Although some are starting to see him as a metaphor or symbol of disability, many do not (yet) have the life experience to see as anything other than a spectacle or "monster."  The fact that he was human in a body as well as soul does not carry over to their assessment of him in the story. 

I--well, I have a different perspective.  It is one thing to read about Gregor as a bug who appears to readers objectified and uncommented on through Kafak's third-person narrator.  It is another to be Gregor. As Fran Wilde writes in her essay about disability representations in the media: "when the experience shifts to second person---trading a Gregor...for a 'you'--the horror can be doubled. You are more than witness to the event. You are part of the show." 

The "you" becomes "I." 

And the "I" sees and feels differently.  

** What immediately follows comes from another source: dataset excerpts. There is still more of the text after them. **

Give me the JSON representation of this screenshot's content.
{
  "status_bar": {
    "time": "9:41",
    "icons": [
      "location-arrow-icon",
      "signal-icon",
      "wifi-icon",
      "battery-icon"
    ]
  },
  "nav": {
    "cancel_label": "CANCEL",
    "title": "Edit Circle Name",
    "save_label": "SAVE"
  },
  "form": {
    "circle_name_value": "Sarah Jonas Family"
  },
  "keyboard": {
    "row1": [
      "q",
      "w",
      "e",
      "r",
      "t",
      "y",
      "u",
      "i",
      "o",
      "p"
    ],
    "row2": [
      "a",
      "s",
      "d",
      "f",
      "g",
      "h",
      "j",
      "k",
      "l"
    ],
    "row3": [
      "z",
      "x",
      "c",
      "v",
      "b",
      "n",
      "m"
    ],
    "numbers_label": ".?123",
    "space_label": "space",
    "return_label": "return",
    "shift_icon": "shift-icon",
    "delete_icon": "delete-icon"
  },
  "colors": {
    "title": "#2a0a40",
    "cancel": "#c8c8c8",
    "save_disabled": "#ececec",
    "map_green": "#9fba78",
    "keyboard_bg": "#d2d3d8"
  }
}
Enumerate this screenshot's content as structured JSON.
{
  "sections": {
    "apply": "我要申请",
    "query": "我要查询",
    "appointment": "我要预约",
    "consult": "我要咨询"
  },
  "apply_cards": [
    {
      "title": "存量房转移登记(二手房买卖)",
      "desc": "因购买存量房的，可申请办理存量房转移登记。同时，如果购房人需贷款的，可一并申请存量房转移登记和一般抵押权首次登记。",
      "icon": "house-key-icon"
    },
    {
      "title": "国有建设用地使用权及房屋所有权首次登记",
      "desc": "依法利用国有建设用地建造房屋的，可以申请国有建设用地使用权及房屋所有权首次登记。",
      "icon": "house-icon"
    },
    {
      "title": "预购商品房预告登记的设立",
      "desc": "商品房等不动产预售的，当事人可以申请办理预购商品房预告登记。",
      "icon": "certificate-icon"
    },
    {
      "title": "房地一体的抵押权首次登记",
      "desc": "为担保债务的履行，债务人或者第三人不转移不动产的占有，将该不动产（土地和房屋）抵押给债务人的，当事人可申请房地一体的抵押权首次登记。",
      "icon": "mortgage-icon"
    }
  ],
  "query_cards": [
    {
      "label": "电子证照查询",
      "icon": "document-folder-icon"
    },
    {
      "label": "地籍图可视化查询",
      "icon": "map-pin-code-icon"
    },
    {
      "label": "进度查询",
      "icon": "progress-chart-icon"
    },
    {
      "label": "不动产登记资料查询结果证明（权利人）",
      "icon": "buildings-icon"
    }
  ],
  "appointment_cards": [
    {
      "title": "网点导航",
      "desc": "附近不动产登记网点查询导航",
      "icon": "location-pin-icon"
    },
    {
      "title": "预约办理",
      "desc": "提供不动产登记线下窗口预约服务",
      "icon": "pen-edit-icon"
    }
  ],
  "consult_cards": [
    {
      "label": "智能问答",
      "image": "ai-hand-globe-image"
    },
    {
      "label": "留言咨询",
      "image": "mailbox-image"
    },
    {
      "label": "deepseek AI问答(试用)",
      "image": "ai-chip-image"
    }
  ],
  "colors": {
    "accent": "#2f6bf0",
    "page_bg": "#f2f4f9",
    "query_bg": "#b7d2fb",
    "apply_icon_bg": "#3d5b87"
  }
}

I get Gregor differently after my overachiever's combo of COVID + steroid allergies + diabetes + Bell's Palsy left me decimated, destroyed, and muddling through surreal, distorted landscape.

I see how deftly Kafka portrays Gregor navigating a new body and hanged relationships, while clinging (as best he can with his pincers and multiple legs and strong jaw) to routine for a sense of normalcy and control.

I see Kakfa taking a pulse of a modernizing work world that measures worth in terms of productivity and employment long before Covid and before Zoom, Teams, and Skype let people wake sick and vomit their way through back-to-back meetings. 

I feel The Metamorphosis differently, and more deeply because for days I woke up with this on my mind: "What is happening to me?...this isn't a dream"? 

I get Gregor--he is not a bug.  He is human. And his world? Its not the absurd creation of a long-dead author.  It is ours.